Professional Service Innovator of the Year Nominee
Fred Diamond, Executive Director
What does innovation mean to you?
Innovation is finding a solution to a problem that the market did not know existed. The IES is all about service to the selling professional. Prior to the creation of the IES, there was no central place that connected a multitude of sales thought leaders with sales leaders who were looking to improve their teams. The IES created a platform where sales leaders could get access to world-class sales best practice information, content, and instruction that they could not get access to before.
The IES believes that the sales organization is the heart and soul of the organization. The company does not exist until someone buys something from you. It’s that attitude that has driven the IES to create world-class programming, heretofore unforeseen in the market, to help sales executives and their teams get better at the art and science of selling. Professional sales is not about charisma, wheeling and dealing, nor getting someone to do something they do not want to do. It’s about bringing value to customers that they did not know was available to them. The IES, based in Northern Virginia, was the first professional association for selling professionals to make that happen.
What makes your company/organization innovative?
The IES has a very specific mission. We strengthen and empower Sales Professionals with compelling and current thought leadership and resources to improve personal and organizational results. The IES is the sales executive’s primary resource for training, speakers, programs and services.
Let’s face it. When people think of Washington DC, they do not think of sales innovation. Government innovation, of course. Media innovations, technology breakthroughs, sure. But people do not think about the DC region as the heart of selling excellence.
But with the creation of the IES, DC has become the center of selling innovation in sales training, customer partnering, team building, and strategic alliances. The IES has brought some of the top sales thinkers and practitioners in the world to DC to teach, debate, discuss and inform selling professionals on how to take their business and careers to the next level. DC is the only place in the country to house a full-functioning, thriving professional association for sales leaders. And that association is the IES!
What or who are some innovative companies or people that inspire you and your team?

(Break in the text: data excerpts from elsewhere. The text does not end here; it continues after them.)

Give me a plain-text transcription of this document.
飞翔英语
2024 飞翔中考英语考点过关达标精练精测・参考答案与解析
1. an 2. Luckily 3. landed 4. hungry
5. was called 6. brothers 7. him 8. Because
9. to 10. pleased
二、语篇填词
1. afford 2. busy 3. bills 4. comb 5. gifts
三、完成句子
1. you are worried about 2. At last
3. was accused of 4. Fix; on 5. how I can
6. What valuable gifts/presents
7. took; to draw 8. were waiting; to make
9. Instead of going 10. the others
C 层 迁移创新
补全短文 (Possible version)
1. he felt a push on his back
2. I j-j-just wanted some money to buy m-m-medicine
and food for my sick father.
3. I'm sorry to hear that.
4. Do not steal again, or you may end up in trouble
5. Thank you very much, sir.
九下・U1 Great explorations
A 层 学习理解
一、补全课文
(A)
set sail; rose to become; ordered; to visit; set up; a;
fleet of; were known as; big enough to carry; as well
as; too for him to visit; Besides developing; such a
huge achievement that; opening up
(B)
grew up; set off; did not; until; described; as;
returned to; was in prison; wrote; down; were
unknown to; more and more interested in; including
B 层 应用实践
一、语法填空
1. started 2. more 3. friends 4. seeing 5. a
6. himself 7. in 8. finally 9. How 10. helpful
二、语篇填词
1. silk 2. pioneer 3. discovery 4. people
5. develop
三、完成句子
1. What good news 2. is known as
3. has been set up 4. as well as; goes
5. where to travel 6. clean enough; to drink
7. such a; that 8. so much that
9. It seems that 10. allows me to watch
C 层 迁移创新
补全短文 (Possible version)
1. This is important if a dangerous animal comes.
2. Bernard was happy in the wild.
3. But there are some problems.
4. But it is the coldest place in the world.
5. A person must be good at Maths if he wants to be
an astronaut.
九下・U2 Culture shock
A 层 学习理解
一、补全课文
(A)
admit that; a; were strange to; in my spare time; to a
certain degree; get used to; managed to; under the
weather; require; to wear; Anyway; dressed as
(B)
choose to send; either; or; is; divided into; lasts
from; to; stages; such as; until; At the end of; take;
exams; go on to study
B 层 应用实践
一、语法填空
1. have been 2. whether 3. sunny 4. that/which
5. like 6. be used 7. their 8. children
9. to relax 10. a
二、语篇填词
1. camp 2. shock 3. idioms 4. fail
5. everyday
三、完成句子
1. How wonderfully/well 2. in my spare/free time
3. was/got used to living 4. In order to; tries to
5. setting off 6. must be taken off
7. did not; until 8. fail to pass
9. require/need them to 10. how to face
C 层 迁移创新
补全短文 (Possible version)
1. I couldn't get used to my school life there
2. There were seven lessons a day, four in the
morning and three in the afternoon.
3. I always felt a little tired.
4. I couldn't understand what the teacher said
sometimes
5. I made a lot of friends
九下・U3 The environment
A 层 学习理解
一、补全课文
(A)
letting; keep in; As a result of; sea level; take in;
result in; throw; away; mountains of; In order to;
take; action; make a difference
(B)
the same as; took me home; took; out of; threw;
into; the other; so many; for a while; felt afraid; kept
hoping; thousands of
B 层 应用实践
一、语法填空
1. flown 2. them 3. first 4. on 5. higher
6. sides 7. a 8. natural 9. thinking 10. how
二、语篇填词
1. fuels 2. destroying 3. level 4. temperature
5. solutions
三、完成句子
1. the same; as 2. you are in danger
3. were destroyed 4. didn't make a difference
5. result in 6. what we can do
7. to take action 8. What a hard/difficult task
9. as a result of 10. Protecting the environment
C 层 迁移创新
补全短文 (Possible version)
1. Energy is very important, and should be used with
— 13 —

We love to study the art and science of professional selling and have been fortunate to engage some of the top sales experts on the planet. Neil Rackham, the creator of consultative selling, has been a frequent speaker at the IES. His book SPIN Selling is on every sales professional’s bookshelf. We are fortunate to have had him teach our professionals how to be better at selling.
CEB published Challenger Sale five years ago. We’ve been fortunate to have both authors, Matt Dixon and Brent Adamson, on our stage. We’ve also had some of the top sales authors of the past decade present such as Jill Konrath, author of Selling to Big Companies; Charles Green, author of The Trusted Advisor; Mark “The Sales” Hunter, author of High-Profit Prospecting; and Bill Cates, The Referral Coach.
We’ve also learned a great deal from Tom Snyder, John Asher, and Tim Sullivan. We admire and are inspired by sales leaders who think out of the box, who use science and analytics to frame their concepts, and who go deeper in their practice.
What about Greater Washington has positioned us as an innovative region?
Not many people from outside the region know how rich a sales culture DC has. There are thousands of companies that have provided value to the customer known as Fortune One for decades and have had to constantly learn how to influence this behemoth. This has led to the development of a rich selling culture that is unknown twenty miles beyond the Beltway.
The fickle nature of the government buyer and the process needed to sell them things has toughened sales people in the region. They have had to develop patience, deep selling skills, and become multi-faceted sellers. Because of how the government customer purchases, they need more than just a tight handshake and wicked backswing. They need to know how to engage purchasing agents, influence technology buyers, and team with partners looking to squeeze every nickel out of them to ensure winning margins.
The seller to the Government is more intelligent than the average salesperson. They have to understand the buying season and FAR. They have to know contract language and who to partner with. It’s an art that has forced them to become more innovative than their counterparts who only sell to commercial markets.
What advice would you give to up-and-coming leaders striving to be innovative in today’s business environment?
The first thing we would tell them is that it’s great to be innovative, but it’s more important to have a business model that works. There needs to be a prospect base that will pay enough money for your product or service to give you a viable business opportunity. First and foremost, be a successful business.
Once you have established that there is a viable market ready for your specific product or service offering, you need to constantly be thinking about how to be innovative and that usually comes with a deep, very deep understanding of the customer and how they operate. You need to help customers understand what they need before they do. You need to be thinking about how you can serve them in ways they are not being served currently.
If you spend your time thinking about that, your ability to be innovative will separate you from your competition.